Security researchers recently showed exactly how a clever prompt injection attack managed to bypass the built-in safety protections of Apple Intelligence. The method tricked the on-device system into running unauthorized commands. Apple has since fixed the vulnerability, but these new findings give us a clear look at how hackers can manipulate local AI models even when strict safety filters are actively in place.
How the attack tricked the system
The attackers used a two-step process (via Apple Insider) to get past the input and output filters that Apple built into its system. First, they used a trick involving Unicode characters. They wrote harmful text backward, but applied a special right-to-left override character.
This made the text look normal on a screen, but the raw text remained reversed. Because the system filters only looked at the raw text, they did not recognize the harmful words and let the request pass through.
After sneaking past the filters, the researchers used a technique called Neural Exec.
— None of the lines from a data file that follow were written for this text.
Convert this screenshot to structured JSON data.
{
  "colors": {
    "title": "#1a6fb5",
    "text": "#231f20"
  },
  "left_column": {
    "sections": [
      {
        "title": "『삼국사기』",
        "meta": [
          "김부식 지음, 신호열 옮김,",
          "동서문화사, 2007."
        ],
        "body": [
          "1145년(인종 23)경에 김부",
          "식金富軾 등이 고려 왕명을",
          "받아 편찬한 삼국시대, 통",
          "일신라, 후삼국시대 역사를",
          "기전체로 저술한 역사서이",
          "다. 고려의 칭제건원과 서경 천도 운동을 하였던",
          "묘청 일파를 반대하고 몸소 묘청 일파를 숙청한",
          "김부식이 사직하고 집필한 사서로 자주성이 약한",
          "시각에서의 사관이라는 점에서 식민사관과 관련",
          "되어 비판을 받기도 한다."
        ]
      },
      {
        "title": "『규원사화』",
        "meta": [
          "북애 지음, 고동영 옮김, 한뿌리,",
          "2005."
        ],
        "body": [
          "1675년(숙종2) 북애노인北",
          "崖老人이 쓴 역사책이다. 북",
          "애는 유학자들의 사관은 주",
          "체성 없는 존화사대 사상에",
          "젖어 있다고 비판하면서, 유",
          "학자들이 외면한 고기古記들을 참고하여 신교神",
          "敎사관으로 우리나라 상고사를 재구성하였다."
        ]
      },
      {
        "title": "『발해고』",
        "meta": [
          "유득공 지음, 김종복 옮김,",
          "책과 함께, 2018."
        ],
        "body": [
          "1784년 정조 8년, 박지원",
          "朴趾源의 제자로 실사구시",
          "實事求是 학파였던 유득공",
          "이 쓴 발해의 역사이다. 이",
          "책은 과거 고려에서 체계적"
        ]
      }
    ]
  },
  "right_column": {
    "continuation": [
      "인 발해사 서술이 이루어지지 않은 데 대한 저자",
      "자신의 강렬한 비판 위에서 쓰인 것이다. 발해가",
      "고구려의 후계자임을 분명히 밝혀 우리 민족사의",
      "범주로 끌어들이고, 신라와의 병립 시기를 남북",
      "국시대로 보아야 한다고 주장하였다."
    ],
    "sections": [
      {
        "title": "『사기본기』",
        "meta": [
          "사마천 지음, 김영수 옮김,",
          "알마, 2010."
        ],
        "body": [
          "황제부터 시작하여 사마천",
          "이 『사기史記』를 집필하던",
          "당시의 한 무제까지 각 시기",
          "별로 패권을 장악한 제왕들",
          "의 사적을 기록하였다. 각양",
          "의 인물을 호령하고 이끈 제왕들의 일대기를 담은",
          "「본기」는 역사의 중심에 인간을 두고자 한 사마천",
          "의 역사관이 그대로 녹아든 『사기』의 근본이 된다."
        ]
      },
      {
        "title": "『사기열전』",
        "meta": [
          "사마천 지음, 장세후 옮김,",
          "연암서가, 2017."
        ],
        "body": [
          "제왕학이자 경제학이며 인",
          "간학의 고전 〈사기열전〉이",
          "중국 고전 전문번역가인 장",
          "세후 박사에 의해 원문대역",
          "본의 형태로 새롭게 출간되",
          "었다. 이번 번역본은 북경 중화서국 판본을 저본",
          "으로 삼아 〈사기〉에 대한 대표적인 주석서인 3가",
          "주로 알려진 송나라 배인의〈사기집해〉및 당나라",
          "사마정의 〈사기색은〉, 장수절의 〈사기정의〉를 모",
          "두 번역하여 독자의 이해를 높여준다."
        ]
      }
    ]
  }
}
This method essentially rewrote the core instructions of the model. By combining these two steps, the attackers forced the system to ignore its basic safety rules and execute whatever instructions they wanted. In their tests, this approach worked 76 percent of the time.
Apple is fixing the blind spots in local models
Apple relies on a series of checks to keep its on-device Apple Intelligence functionality safe. An input filter checks your question for bad content. If it passes, the model generates an answer, which an output filter then checks. The researchers simply made the bad content invisible to those outer layers while giving orders to the model in the middle.
They reported this to Apple in October 2025. The company updated its software to block the attack, releasing fixes in iOS 26.4 and macOS 26.4. While the fix is live, the research shows how tricky it is to secure AI models running locally on phones. Attackers will keep finding ways to hide their instructions in plain sight.